Already Brexit is striking fear into my European colleagues
‘Will they tell us in two months or two years: you all have to leave?’
My last day at work in Oxford was the day of the referendum result. A month ago I started working as a waitress at a chain, where all the staff, except for me and two others, are economic migrants from the EU.
When I went in, the first colleague I saw joked about Britain’s bad decision-making for five minutes, before bursting into tears. She didn’t know if she and her three-year-old would be able to stay in the country.
Another arrived off the bus and said she’d seen the fear she felt in her stomach reflected on the faces of all the others, “not from here” traveling to work.
Another, “we know Britain is racist, but today is something else.”
When the result came in I felt disheartened and afraid. My colleagues felt unwanted and disliked, as if they were themselves feared by the British people in their communities.
One person had left the day before for her yearly holiday to see family in Poland. Some of the staff were frantic that she wouldn’t be allowed back.
“Has she got her forms with her? Proof that she’s been working here? How long till everything changes? Will they tell us in two months or two years: you all have to leave?”
Customers kept phoning the restaurant, a chain which is known for its foreign employees, to ask if we were shut.
“As if we’ve all been immediately shoved onto buses and told to leave”, exclaimed my manager. “It’s just all so silly, it’s just all so stupid”.
When I was deciding how to vote, I was aware of valid arguments on both sides of the debate. I wanted us to remain, but, initially, I didn’t think a Leave vote would be this repulsive. I thought leaving would damage our economy and have a detrimental effect on cooperation with our European neighbors. I didn’t think it would have to be xenophobic, racist and hate-fuelled.

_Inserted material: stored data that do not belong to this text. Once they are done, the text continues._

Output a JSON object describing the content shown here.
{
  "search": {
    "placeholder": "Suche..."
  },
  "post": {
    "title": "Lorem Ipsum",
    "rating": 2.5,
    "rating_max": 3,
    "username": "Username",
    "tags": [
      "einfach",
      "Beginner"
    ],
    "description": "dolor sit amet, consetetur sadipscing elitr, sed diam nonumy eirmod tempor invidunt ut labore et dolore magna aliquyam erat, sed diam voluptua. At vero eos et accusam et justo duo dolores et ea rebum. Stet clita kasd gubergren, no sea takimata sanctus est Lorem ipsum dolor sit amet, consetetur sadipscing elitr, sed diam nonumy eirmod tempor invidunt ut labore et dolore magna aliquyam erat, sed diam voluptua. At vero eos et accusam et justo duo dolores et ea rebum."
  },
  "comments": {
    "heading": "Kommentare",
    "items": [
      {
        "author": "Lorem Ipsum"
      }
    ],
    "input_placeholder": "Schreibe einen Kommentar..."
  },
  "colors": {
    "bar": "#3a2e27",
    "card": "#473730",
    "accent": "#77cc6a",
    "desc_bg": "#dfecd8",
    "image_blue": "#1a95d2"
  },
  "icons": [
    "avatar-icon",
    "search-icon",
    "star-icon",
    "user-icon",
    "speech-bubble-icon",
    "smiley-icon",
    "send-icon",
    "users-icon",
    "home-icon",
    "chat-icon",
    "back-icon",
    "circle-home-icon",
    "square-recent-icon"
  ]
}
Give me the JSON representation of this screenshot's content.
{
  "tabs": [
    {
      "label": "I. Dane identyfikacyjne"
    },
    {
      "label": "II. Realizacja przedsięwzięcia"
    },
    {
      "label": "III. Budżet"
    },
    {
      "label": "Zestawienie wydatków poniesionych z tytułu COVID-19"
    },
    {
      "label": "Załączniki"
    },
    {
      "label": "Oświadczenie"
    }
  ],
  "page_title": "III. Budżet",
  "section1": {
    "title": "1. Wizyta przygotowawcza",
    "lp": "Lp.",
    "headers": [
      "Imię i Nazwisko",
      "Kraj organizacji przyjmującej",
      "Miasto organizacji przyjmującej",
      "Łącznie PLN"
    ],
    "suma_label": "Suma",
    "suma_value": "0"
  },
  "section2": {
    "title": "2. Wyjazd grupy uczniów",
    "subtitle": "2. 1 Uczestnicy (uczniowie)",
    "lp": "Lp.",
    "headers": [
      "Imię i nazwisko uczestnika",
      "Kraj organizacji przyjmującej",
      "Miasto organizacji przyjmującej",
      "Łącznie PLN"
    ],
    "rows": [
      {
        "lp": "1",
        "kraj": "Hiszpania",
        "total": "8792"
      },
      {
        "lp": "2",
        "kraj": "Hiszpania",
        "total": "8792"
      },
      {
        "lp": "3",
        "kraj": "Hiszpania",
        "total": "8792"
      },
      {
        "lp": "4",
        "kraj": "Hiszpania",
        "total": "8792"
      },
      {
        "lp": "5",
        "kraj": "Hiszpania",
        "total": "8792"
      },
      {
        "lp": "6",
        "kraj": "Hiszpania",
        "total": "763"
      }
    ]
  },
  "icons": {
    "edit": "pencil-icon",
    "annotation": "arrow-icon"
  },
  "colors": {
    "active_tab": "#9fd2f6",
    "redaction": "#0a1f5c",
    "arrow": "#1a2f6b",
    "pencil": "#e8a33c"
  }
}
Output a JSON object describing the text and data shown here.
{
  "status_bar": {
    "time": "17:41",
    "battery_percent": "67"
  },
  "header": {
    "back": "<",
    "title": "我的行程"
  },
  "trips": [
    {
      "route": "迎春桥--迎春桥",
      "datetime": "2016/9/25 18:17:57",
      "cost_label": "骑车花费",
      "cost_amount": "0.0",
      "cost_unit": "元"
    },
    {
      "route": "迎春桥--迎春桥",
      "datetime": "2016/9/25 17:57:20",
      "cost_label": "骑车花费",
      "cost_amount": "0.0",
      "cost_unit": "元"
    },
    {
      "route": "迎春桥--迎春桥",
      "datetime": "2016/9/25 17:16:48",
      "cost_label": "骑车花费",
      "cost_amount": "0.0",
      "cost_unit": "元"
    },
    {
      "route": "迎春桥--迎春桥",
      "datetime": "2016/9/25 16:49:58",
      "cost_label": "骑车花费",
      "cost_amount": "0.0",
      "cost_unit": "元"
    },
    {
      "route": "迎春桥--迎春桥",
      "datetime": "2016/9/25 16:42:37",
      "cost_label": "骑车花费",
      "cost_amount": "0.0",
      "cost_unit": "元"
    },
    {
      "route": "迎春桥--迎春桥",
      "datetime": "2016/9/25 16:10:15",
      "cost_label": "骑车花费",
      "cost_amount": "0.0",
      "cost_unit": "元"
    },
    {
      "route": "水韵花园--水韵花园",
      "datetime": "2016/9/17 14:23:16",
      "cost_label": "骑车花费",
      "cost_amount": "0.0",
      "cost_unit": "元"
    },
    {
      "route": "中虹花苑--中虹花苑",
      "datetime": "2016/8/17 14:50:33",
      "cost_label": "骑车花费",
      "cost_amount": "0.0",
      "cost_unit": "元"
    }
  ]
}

The Leave campaign was turned into something horrible, insidious. Yesterday, that hung in the air.
My workplace is in desperate need of workers. A vacancy sign hung in the window for the entire month I worked there. My colleagues aren’t “taking” anyone’s jobs. They contribute to our country 40 hours every week, more. I am ashamed of how the British electorate made them feel.
The day before, a colleague told me proudly that he’d sent a picture of the Remain campaigners on the street to his Mum.
“You know, to show her: this is my neighbourhood!”
I hugged him as he came in, half expecting tears.
“I don’t care,” he said. “Whatever. Whatever.”
“It is no problem for me. If we have to leave, I’ll just go to Spain,” someone else shrugged. “Britain is lost.”
Britain did lose itself on Thursday, and we will have to rebuild it. Fear does not dissipate and shame doesn’t go away by itself. If we are to achieve a national identity we can be proud of, we must actively oppose this isolating “independence”. Alienation is not a strength.